= Florence Benoît-Rohmer =

French jurist

Florence Benoît-Rohmer (born 20 September 1952) is a French jurist, specializing in European Law and Human Rights, and currently a professor of Public Law at the University of Strasbourg.

== Biography ==

Benoît-Rohmer was born in Strasbourg and was educated at the Lycée Internationale des Pontonniers before attending the Robert Schuman University, where she obtained a master's degree in Public Law, as well as DEA (diplôme d'études approfondies) post-graduate diplomas in Public Law and Community Law, and a Doctorate.

She began her academic career as lecturer in 1984. She was the Dean of the Faculty of Law at the Robert Schuman University from 2000 to 2003, and President of the Robert Schuman University (Strasbourg III) from July 2003 to December 2008, until the merger of the three major universities of Strasbourg, a process where she played a key role. Between 2009 and 2015, she was the Secretary General of the European Inter-University Centre for Human Rights and Democratisation, and was responsible for the Master in Human Rights at the University of Strasbourg.

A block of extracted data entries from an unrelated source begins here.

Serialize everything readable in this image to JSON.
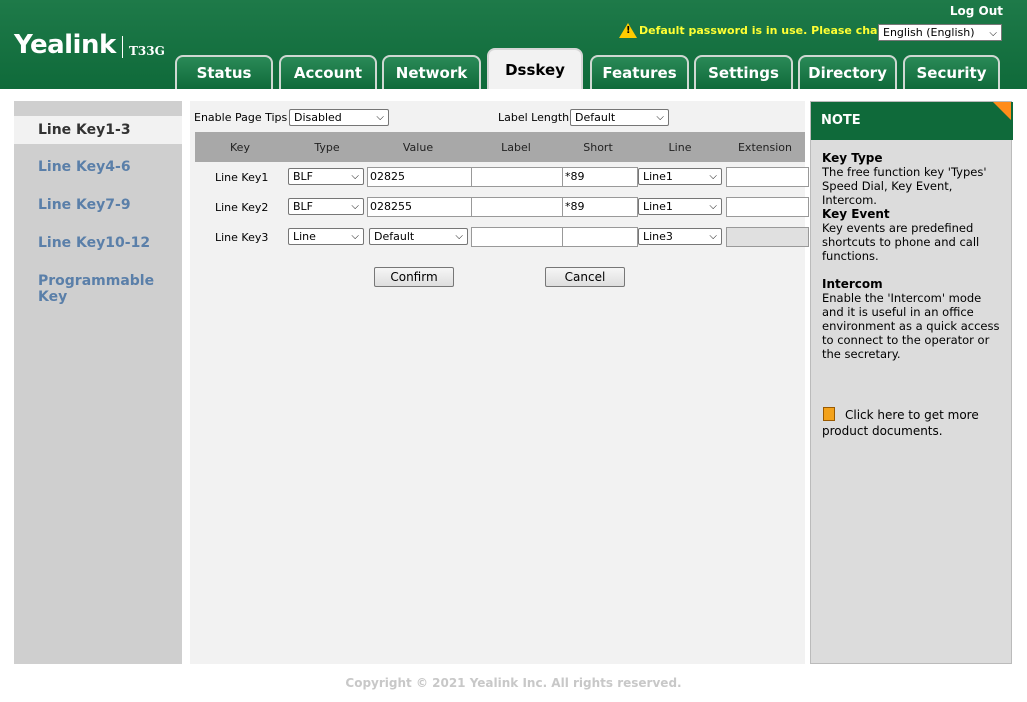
{
  "header": {
    "brand": "Yealink",
    "model": "T33G",
    "logout": "Log Out",
    "warning": "Default password is in use. Please change!",
    "language": "English (English)"
  },
  "tabs": [
    {
      "label": "Status"
    },
    {
      "label": "Account"
    },
    {
      "label": "Network"
    },
    {
      "label": "Dsskey",
      "active": true
    },
    {
      "label": "Features"
    },
    {
      "label": "Settings"
    },
    {
      "label": "Directory"
    },
    {
      "label": "Security"
    }
  ],
  "sidebar": {
    "items": [
      {
        "label": "Line Key1-3",
        "active": true
      },
      {
        "label": "Line Key4-6"
      },
      {
        "label": "Line Key7-9"
      },
      {
        "label": "Line Key10-12"
      },
      {
        "label": "Programmable Key"
      }
    ]
  },
  "main": {
    "page_tips_label": "Enable Page Tips",
    "page_tips_value": "Disabled",
    "label_length_label": "Label Length",
    "label_length_value": "Default",
    "columns": [
      "Key",
      "Type",
      "Value",
      "Label",
      "Short",
      "Line",
      "Extension"
    ],
    "rows": [
      {
        "key": "Line Key1",
        "type": "BLF",
        "value": "02825",
        "label": "",
        "short": "*89",
        "line": "Line1",
        "extension": ""
      },
      {
        "key": "Line Key2",
        "type": "BLF",
        "value": "028255",
        "label": "",
        "short": "*89",
        "line": "Line1",
        "extension": ""
      },
      {
        "key": "Line Key3",
        "type": "Line",
        "value": "Default",
        "label": "",
        "short": "",
        "line": "Line3",
        "extension": ""
      }
    ],
    "confirm": "Confirm",
    "cancel": "Cancel"
  },
  "note": {
    "title": "NOTE",
    "sections": [
      {
        "heading": "Key Type",
        "text": "The free function key 'Types' Speed Dial, Key Event, Intercom."
      },
      {
        "heading": "Key Event",
        "text": "Key events are predefined shortcuts to phone and call functions."
      },
      {
        "heading": "Intercom",
        "text": "Enable the 'Intercom' mode and it is useful in an office environment as a quick access to connect to the operator or the secretary."
      }
    ],
    "docs_link": "Click here to get more product documents."
  },
  "footer": "Copyright © 2021 Yealink Inc. All rights reserved.",
  "colors": {
    "brand_green": "#0f6a3a",
    "warning_yellow": "#ffff33",
    "nav_link": "#5a7fa9",
    "note_accent": "#ff8c1a"
  }
}
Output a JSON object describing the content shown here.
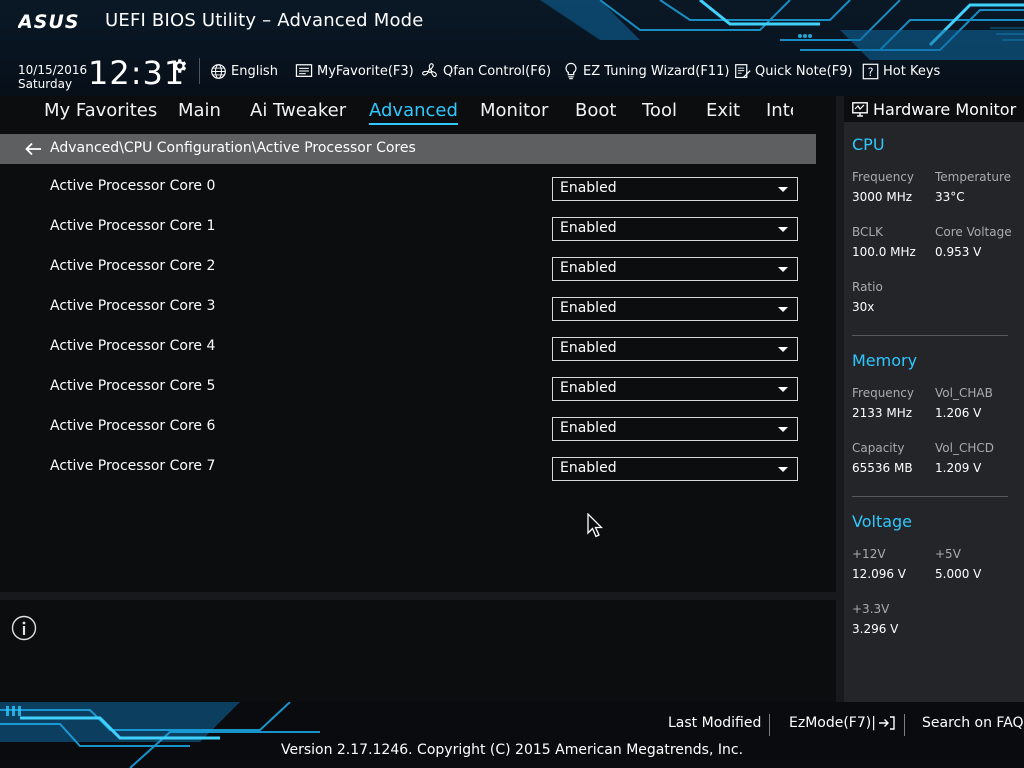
{
  "header": {
    "logo_text": "ASUS",
    "title": "UEFI BIOS Utility – Advanced Mode",
    "date": "10/15/2016",
    "day": "Saturday",
    "time": "12:31",
    "tools": [
      {
        "icon": "globe-icon",
        "label": "English"
      },
      {
        "icon": "favorite-list-icon",
        "label": "MyFavorite(F3)"
      },
      {
        "icon": "fan-icon",
        "label": "Qfan Control(F6)"
      },
      {
        "icon": "lightbulb-icon",
        "label": "EZ Tuning Wizard(F11)"
      },
      {
        "icon": "note-icon",
        "label": "Quick Note(F9)"
      },
      {
        "icon": "help-key-icon",
        "label": "Hot Keys"
      }
    ]
  },
  "nav": {
    "tabs": [
      {
        "label": "My Favorites",
        "active": false
      },
      {
        "label": "Main",
        "active": false
      },
      {
        "label": "Ai Tweaker",
        "active": false
      },
      {
        "label": "Advanced",
        "active": true
      },
      {
        "label": "Monitor",
        "active": false
      },
      {
        "label": "Boot",
        "active": false
      },
      {
        "label": "Tool",
        "active": false
      },
      {
        "label": "Exit",
        "active": false
      },
      {
        "label": "Inte",
        "active": false
      }
    ]
  },
  "main": {
    "breadcrumb": "Advanced\\CPU Configuration\\Active Processor Cores",
    "settings": [
      {
        "label": "Active Processor Core 0",
        "value": "Enabled"
      },
      {
        "label": "Active Processor Core 1",
        "value": "Enabled"
      },
      {
        "label": "Active Processor Core 2",
        "value": "Enabled"
      },
      {
        "label": "Active Processor Core 3",
        "value": "Enabled"
      },
      {
        "label": "Active Processor Core 4",
        "value": "Enabled"
      },
      {
        "label": "Active Processor Core 5",
        "value": "Enabled"
      },
      {
        "label": "Active Processor Core 6",
        "value": "Enabled"
      },
      {
        "label": "Active Processor Core 7",
        "value": "Enabled"
      }
    ]
  },
  "hardware_monitor": {
    "title": "Hardware Monitor",
    "cpu": {
      "heading": "CPU",
      "frequency_label": "Frequency",
      "frequency": "3000 MHz",
      "temperature_label": "Temperature",
      "temperature": "33°C",
      "bclk_label": "BCLK",
      "bclk": "100.0 MHz",
      "core_voltage_label": "Core Voltage",
      "core_voltage": "0.953 V",
      "ratio_label": "Ratio",
      "ratio": "30x"
    },
    "memory": {
      "heading": "Memory",
      "frequency_label": "Frequency",
      "frequency": "2133 MHz",
      "vol_chab_label": "Vol_CHAB",
      "vol_chab": "1.206 V",
      "capacity_label": "Capacity",
      "capacity": "65536 MB",
      "vol_chcd_label": "Vol_CHCD",
      "vol_chcd": "1.209 V"
    },
    "voltage": {
      "heading": "Voltage",
      "v12_label": "+12V",
      "v12": "12.096 V",
      "v5_label": "+5V",
      "v5": "5.000 V",
      "v33_label": "+3.3V",
      "v33": "3.296 V"
    }
  },
  "footer": {
    "last_modified": "Last Modified",
    "ezmode": "EzMode(F7)|",
    "search_faq": "Search on FAQ",
    "copyright": "Version 2.17.1246. Copyright (C) 2015 American Megatrends, Inc."
  },
  "colors": {
    "accent": "#2ec8ff",
    "panel_bg": "#0c0d0f",
    "monitor_bg": "#232528",
    "breadcrumb_bg": "#5e5f61"
  }
}
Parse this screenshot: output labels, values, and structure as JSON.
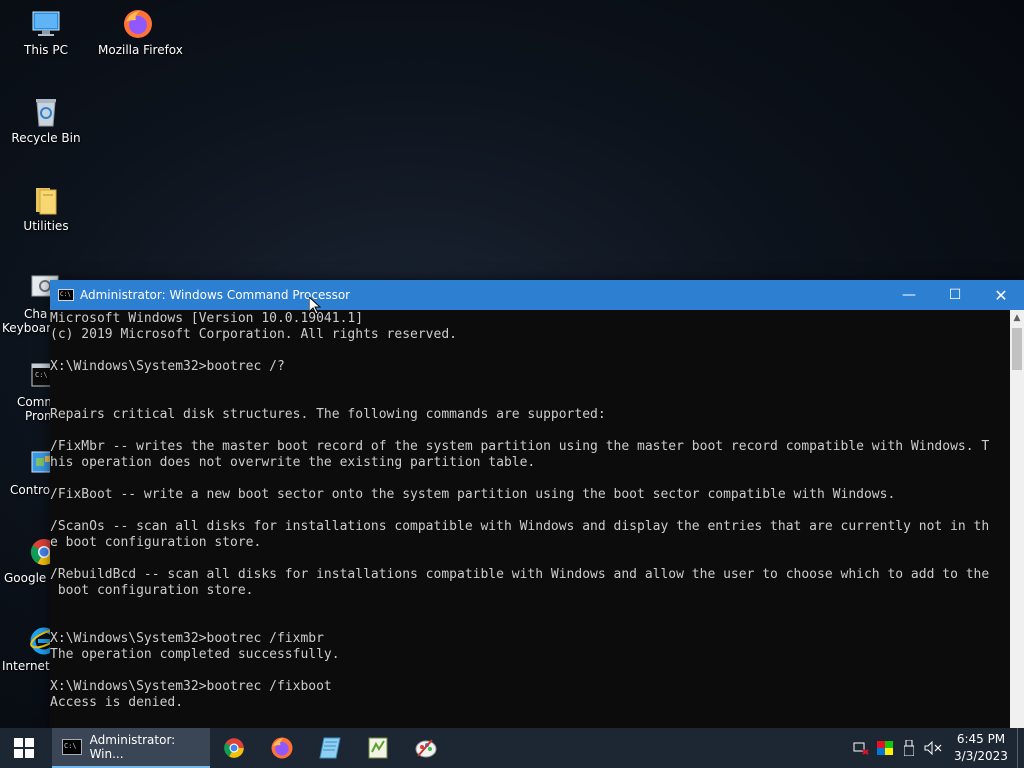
{
  "desktop": {
    "icons": [
      {
        "label": "This PC",
        "icon": "this-pc-icon"
      },
      {
        "label": "Mozilla Firefox",
        "icon": "firefox-icon"
      },
      {
        "label": "Recycle Bin",
        "icon": "recycle-bin-icon"
      },
      {
        "label": "Utilities",
        "icon": "folder-icon"
      },
      {
        "label": "Cha",
        "label2": "Keyboard",
        "icon": "keyboard-settings-icon"
      },
      {
        "label": "Comm",
        "label2": "Prom",
        "icon": "command-prompt-icon"
      },
      {
        "label": "Control",
        "icon": "control-panel-icon"
      },
      {
        "label": "Google C",
        "icon": "chrome-icon"
      },
      {
        "label": "Internet E",
        "icon": "internet-explorer-icon"
      }
    ]
  },
  "cmd_window": {
    "title": "Administrator: Windows Command Processor",
    "icon": "cmd-icon",
    "title_icon_text": "C:\\",
    "controls": {
      "minimize": "—",
      "maximize": "☐",
      "close": "✕"
    },
    "scroll_up": "▲",
    "output": "Microsoft Windows [Version 10.0.19041.1]\n(c) 2019 Microsoft Corporation. All rights reserved.\n\nX:\\Windows\\System32>bootrec /?\n\n\nRepairs critical disk structures. The following commands are supported:\n\n/FixMbr -- writes the master boot record of the system partition using the master boot record compatible with Windows. T\nhis operation does not overwrite the existing partition table.\n\n/FixBoot -- write a new boot sector onto the system partition using the boot sector compatible with Windows.\n\n/ScanOs -- scan all disks for installations compatible with Windows and display the entries that are currently not in th\ne boot configuration store.\n\n/RebuildBcd -- scan all disks for installations compatible with Windows and allow the user to choose which to add to the\n boot configuration store.\n\n\nX:\\Windows\\System32>bootrec /fixmbr\nThe operation completed successfully.\n\nX:\\Windows\\System32>bootrec /fixboot\nAccess is denied."
  },
  "taskbar": {
    "active_task_label": "Administrator: Win...",
    "task_icon_text": "C:\\",
    "apps": [
      "chrome-icon",
      "firefox-icon",
      "notepad-icon",
      "notepad-plus-icon",
      "paint-icon"
    ],
    "tray_icons": [
      "network-icon",
      "color-icon",
      "usb-icon",
      "volume-muted-icon"
    ],
    "clock_time": "6:45 PM",
    "clock_date": "3/3/2023"
  },
  "colors": {
    "titlebar": "#2d7fd1",
    "console_bg": "#0c0c0c",
    "console_text": "#cccccc",
    "taskbar": "#1d2734"
  }
}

In 2010 Benoît-Rohmer created two interdisciplinary summer programmes: the Venice Academy of Human Rights opened to academics, PhD students and practitioners, and the Venice School of Human Rights for postgraduate students from all academic backgrounds.

In May 2017, she signed a petition to block the Front national by voting for Emmanuel Macron at the 2nd round of the 2017 French presidential election.

== Other roles ==

- Member of the Scientific Committee of the European Union Agency for Fundamental Rights
- President of the French NGO Plaider les droits de l'homme (PLDH)
- Regular columnist on human rights in the Journal of European Law

==Publications==

Her work focused on human rights both within the European Union and the Council of Europe, especially the European Convention on Human Rights and the European Social Charter. She underlined the need to promote regional mechanisms of Human Rights protection stressing, at the same time, the necessity to foster cooperation among them in order to guaranty the principle of universality of Human Rights.

- "The minority question in Europe : towards a coherent system of protection for national minorities" (1996)
- "The Rebirth of Democracy, twelve Constitutions of Central and Eastern Europe" (1996)
- "Les Minorités quels droits? : étude de la convention-cadre pour la protection des minorités nationales" (1999)
- "Council of Europe Law – Towards a pan-European legal area" (2005) (with Heinrich Klebes)
- "The European Parliament as a champion of European values" (2008)

== Awards ==

- Laurea Honoris Causa from the University of St. Clement of Ohrid, Bulgaria
- Dimitrie Cantemir Christian University, Romania.